I was reminded of this extremely loose couplet while reading “Quantity Breeds Creativity” at Lifehack. There are two obvious educational aspects here which sometimes get overlooked (particularly if you believe, as I do, that the creative process is one of the most important parts of learning):

First, creativity isn’t efficient. There has been a lot of focus in the past few years on network effects, collectives and connectives, learning community and collaboration, much of which has explicitly or implicitly embraced a desire for efficiency. In my experience, creativity is most often fuzzy, vague, messy and characterized by a feeling of not really being sure what one is doing until they have done it. Creativity is driven by a variety of overlapping and sometimes partially opposing forces of experience, knowledge, and desire. In between making something great and making nothing lies a whole lot of making the mundane, mediocre, inessential, and irrelevant. Making something finally real– and thus being in the world– is harnessing the wisdom of the crowd of one… our multiplicitous self.

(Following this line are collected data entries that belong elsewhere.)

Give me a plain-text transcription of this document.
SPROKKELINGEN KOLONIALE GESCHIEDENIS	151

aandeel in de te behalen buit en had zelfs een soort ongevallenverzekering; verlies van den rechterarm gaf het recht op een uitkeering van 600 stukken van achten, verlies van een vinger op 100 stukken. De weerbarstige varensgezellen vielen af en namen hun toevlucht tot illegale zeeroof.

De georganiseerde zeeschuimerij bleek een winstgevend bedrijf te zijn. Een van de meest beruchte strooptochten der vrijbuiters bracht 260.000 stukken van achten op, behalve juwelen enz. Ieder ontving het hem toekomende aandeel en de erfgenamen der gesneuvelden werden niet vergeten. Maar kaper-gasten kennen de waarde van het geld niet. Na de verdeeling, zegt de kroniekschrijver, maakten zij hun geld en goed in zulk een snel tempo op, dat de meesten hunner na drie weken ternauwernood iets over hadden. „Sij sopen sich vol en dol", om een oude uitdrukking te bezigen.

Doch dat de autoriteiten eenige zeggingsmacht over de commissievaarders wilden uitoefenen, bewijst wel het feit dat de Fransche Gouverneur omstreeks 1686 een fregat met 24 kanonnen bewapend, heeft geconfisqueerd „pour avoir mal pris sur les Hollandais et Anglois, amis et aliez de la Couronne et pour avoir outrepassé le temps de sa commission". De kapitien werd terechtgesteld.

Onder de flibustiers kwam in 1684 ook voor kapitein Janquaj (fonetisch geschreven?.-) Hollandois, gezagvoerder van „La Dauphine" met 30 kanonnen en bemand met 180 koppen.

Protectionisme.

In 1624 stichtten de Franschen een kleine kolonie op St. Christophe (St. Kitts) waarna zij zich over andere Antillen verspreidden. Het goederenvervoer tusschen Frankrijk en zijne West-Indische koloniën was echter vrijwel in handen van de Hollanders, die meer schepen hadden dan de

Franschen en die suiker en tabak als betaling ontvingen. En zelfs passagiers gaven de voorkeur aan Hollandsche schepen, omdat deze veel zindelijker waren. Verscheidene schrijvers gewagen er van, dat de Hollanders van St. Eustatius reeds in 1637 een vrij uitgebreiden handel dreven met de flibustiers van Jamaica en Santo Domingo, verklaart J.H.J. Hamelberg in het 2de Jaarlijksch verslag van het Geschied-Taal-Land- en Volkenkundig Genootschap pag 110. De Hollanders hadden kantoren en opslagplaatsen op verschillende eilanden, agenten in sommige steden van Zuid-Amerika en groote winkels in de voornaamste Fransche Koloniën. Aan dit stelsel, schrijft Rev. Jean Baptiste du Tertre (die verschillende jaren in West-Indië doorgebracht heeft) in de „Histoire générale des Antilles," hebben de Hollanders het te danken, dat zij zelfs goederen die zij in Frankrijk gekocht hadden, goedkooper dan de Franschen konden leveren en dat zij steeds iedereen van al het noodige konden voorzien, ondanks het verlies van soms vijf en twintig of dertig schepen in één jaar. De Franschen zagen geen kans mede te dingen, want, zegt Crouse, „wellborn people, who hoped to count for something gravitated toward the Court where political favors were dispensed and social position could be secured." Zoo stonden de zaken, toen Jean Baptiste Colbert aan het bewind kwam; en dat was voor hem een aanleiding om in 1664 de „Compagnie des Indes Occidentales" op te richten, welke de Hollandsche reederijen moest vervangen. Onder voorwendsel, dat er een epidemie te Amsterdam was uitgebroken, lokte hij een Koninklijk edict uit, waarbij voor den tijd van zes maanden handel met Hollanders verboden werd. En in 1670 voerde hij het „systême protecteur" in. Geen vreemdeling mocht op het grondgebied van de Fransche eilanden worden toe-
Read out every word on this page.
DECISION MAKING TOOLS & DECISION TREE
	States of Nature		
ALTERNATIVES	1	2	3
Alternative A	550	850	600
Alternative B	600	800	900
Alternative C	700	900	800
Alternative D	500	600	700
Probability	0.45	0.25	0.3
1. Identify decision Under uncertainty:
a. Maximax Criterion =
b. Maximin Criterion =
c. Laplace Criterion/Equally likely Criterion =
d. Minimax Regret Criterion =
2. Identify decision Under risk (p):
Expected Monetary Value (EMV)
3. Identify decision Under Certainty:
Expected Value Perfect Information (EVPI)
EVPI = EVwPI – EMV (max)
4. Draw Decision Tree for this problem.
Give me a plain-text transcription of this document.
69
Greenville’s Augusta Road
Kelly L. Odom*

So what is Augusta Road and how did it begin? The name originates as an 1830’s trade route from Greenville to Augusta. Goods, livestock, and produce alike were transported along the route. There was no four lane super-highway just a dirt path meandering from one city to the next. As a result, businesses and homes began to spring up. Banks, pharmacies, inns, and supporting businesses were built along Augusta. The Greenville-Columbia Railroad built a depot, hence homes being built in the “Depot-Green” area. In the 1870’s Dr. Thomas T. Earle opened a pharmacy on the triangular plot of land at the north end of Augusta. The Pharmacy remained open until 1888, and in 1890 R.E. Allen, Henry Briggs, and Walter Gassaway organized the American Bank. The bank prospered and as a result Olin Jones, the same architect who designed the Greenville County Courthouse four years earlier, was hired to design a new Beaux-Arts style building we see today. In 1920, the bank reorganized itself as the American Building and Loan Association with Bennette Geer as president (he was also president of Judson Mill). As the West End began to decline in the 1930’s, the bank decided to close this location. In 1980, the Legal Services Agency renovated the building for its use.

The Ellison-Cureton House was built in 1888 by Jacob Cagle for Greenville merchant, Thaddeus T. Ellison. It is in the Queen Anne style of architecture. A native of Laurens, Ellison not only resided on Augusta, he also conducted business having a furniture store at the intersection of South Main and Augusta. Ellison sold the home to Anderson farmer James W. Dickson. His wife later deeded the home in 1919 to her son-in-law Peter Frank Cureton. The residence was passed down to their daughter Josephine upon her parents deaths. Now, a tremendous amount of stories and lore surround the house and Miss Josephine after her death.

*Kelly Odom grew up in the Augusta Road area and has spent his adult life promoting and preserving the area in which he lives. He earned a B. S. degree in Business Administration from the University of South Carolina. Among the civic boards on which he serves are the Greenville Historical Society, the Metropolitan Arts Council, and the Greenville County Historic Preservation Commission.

Second, creativity depends on repetition. This is really an extension of the lack of efficiency. We know from other aspects of our lives that where there is less efficiency there must be more effort to achieve the same goal. There’s a limited– but important!– amount that can be achieved by waiting for the intersection of the perfect moment and the muse. I’m not discounting the inspired stab in the dark, but most creative thought emerges from repetition, and most of that repetition will be, if not failure, something other than success.  Flannery O’Connor once said that she wrote every day because who knew if a day she skipped might have been the day she would choose well?

I see ramifications of ignoring these two facts at work in the classroom all the time. As educators we try to find the most efficient way of teaching, the combination that– when right– will facilitate a particular learning process, frustrated when it doesn’t “work.” It’s not wrong, of course, to want to be efficient– we all have limited time and resources– but I wonder how often we go too far or simply hope for too much clarity in a process that is so individualized. Educators and learners alike often don’t put the tools, concepts, or techniques to work often enough and for long enough to really understand them. If lightning doesn’t strike immediately or consistently enough, promising and productive paths are abandoned.

There’s a bit of magic in the process where wholes become more than the sum of their parts and tools and creativity are melded. No matter how clearly and often I try to explain the value and nuance of blogging, for example, it must be engaged regularly and for a length of time before those lessons become real. It was the same with regular paper journals before and it will be the same when we have cyborg monkey servants in the future. It isn’t luck that these proven models work for some but not for others, it is a product of practice (of the repetitious kind that leads to the Zen kind). To end with a sports analogy to complement the video, think of Arnold Palmer’s famous response to the accusation that a tough shot out of the rough he had just made was luck: “All I know,” Palmer answered, “is that the more I practice, the luckier I get.”